Graphene oxide/polythiophene (GO/PTh) composites were synthesized by in-situ polymerization of thiophene (Th) monomers on GO surfaces. Remarkable performance of GO/PTh composites for methylene blue (MB) photo-degradation under visible light has been achieved by tuning GO/Th ratio and graphene oxidation degrees. 100% MB degradation was achieved by the composite within 30 min under visible light, its catalytic activity (0.1149 min(-1)) is 382 and 41 times higher than that of PTh (0.0003 min(-1)) and GO (0.0028 min(-1)), respectively. The results of MB adsorption experiment, ultraviolet-visible (UV-vis) and photoluminescence (PL) spectra show that combination of GO and PTh increases MB adsorption, decreases the band gap and enhances photo-electron transfer. The composite with 36% PTh (at the fed GO/Th weight ratio of 1:2) shows the highest catalytic activity where MB adsorption ability by GO and photo-electron producing ability by PTh in the composite is well matched.

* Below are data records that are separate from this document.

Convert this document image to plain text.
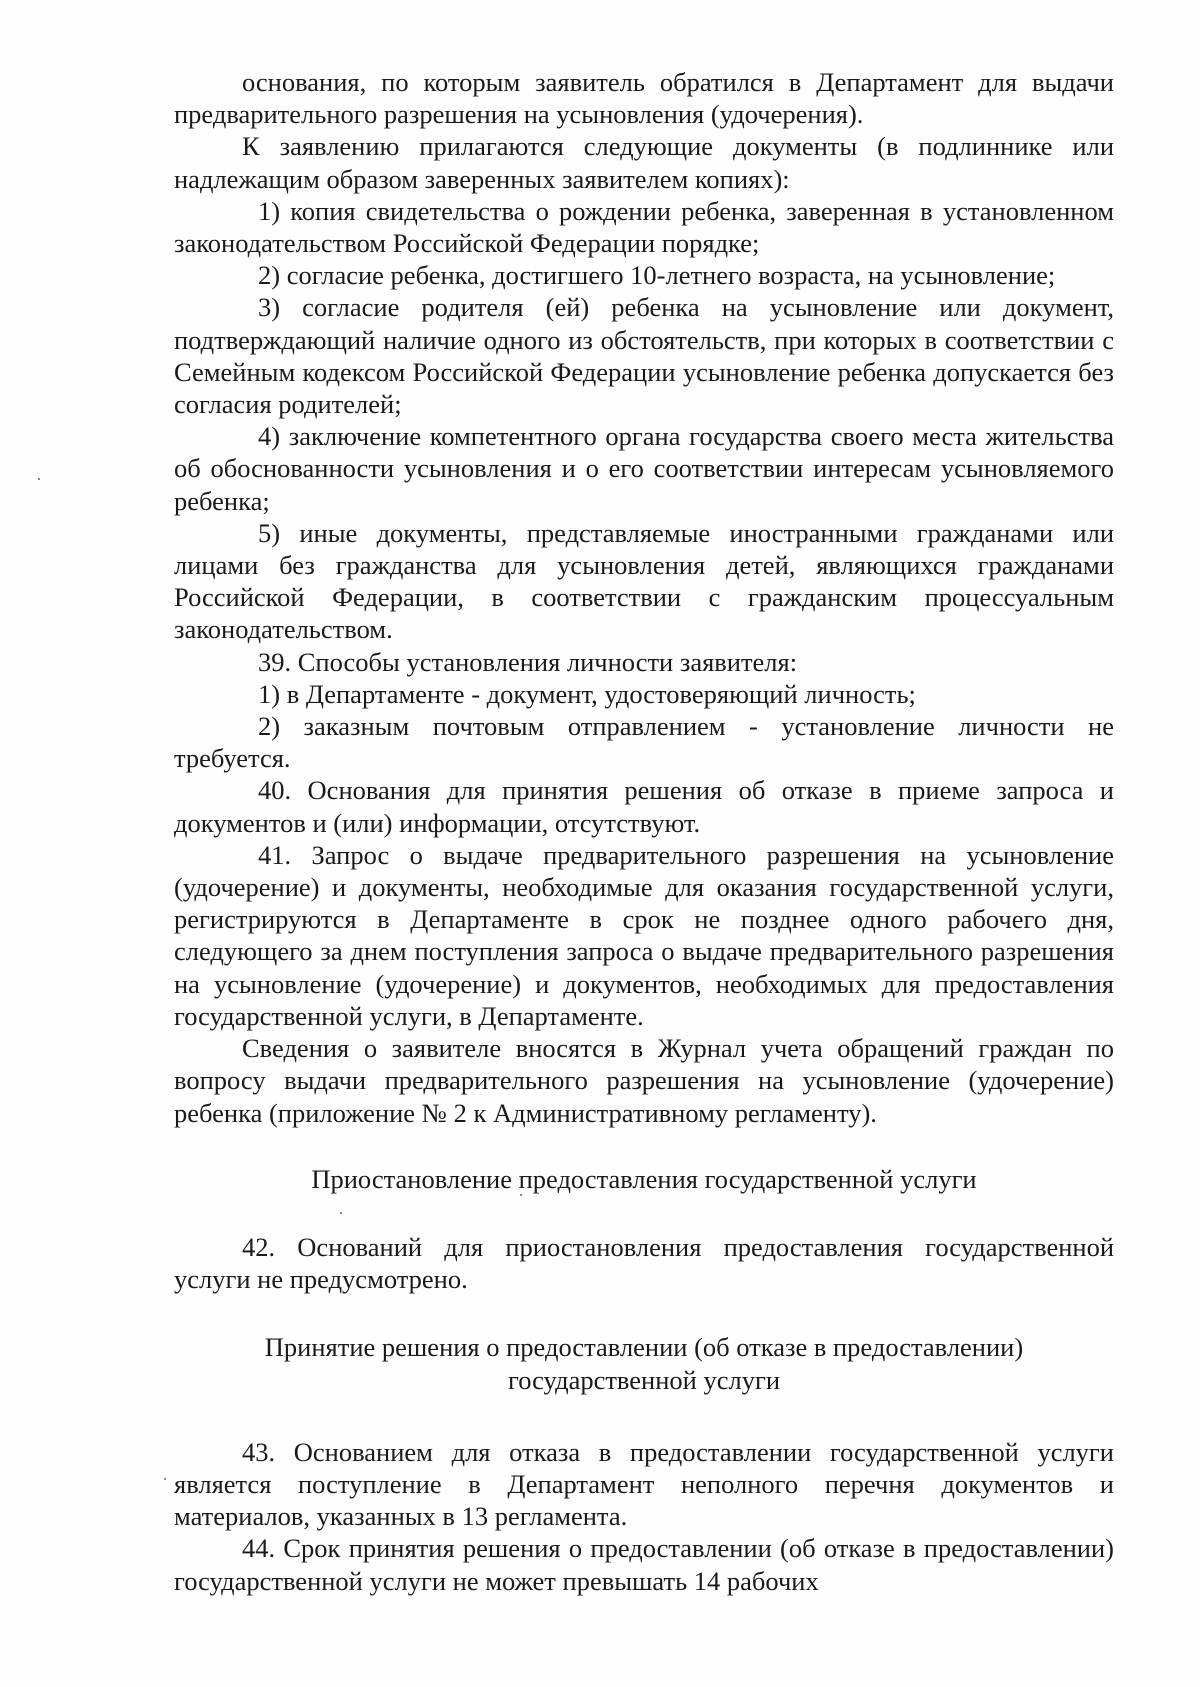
основания, по которым заявитель обратился в Департамент для выдачи предварительного разрешения на усыновления (удочерения).

К заявлению прилагаются следующие документы (в подлиннике или надлежащим образом заверенных заявителем копиях):

1) копия свидетельства о рождении ребенка, заверенная в установленном законодательством Российской Федерации порядке;

2) согласие ребенка, достигшего 10-летнего возраста, на усыновление;

3) согласие родителя (ей) ребенка на усыновление или документ, подтверждающий наличие одного из обстоятельств, при которых в соответствии с Семейным кодексом Российской Федерации усыновление ребенка допускается без согласия родителей;

4) заключение компетентного органа государства своего места жительства об обоснованности усыновления и о его соответствии интересам усыновляемого ребенка;

5) иные документы, представляемые иностранными гражданами или лицами без гражданства для усыновления детей, являющихся гражданами Российской Федерации, в соответствии с гражданским процессуальным законодательством.

39. Способы установления личности заявителя:

1) в Департаменте - документ, удостоверяющий личность;

2) заказным почтовым отправлением - установление личности не требуется.

40. Основания для принятия решения об отказе в приеме запроса и документов и (или) информации, отсутствуют.

41. Запрос о выдаче предварительного разрешения на усыновление (удочерение) и документы, необходимые для оказания государственной услуги, регистрируются в Департаменте в срок не позднее одного рабочего дня, следующего за днем поступления запроса о выдаче предварительного разрешения на усыновление (удочерение) и документов, необходимых для предоставления государственной услуги, в Департаменте.

Сведения о заявителе вносятся в Журнал учета обращений граждан по вопросу выдачи предварительного разрешения на усыновление (удочерение) ребенка (приложение № 2 к Административному регламенту).

Приостановление предоставления государственной услуги

42. Оснований для приостановления предоставления государственной услуги не предусмотрено.

Принятие решения о предоставлении (об отказе в предоставлении)

государственной услуги

43. Основанием для отказа в предоставлении государственной услуги является поступление в Департамент неполного перечня документов и материалов, указанных в 13 регламента.

44. Срок принятия решения о предоставлении (об отказе в предоставлении) государственной услуги не может превышать 14 рабочих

The catalytic activity can be further enhanced by changing graphene oxidation degree by controlling graphite/KMnO4 ratio and post-reaction time during GO preparation. Fourier transform infrared (FTIR) spectroscopy and X-ray photoelectron (XPS) spectroscopy analyses have shown that increasing oxidation degree of GO leads to a stronger pi-pi interaction between GO and PTh and a more electron-rich PTh, resulting in higher catalytic activity.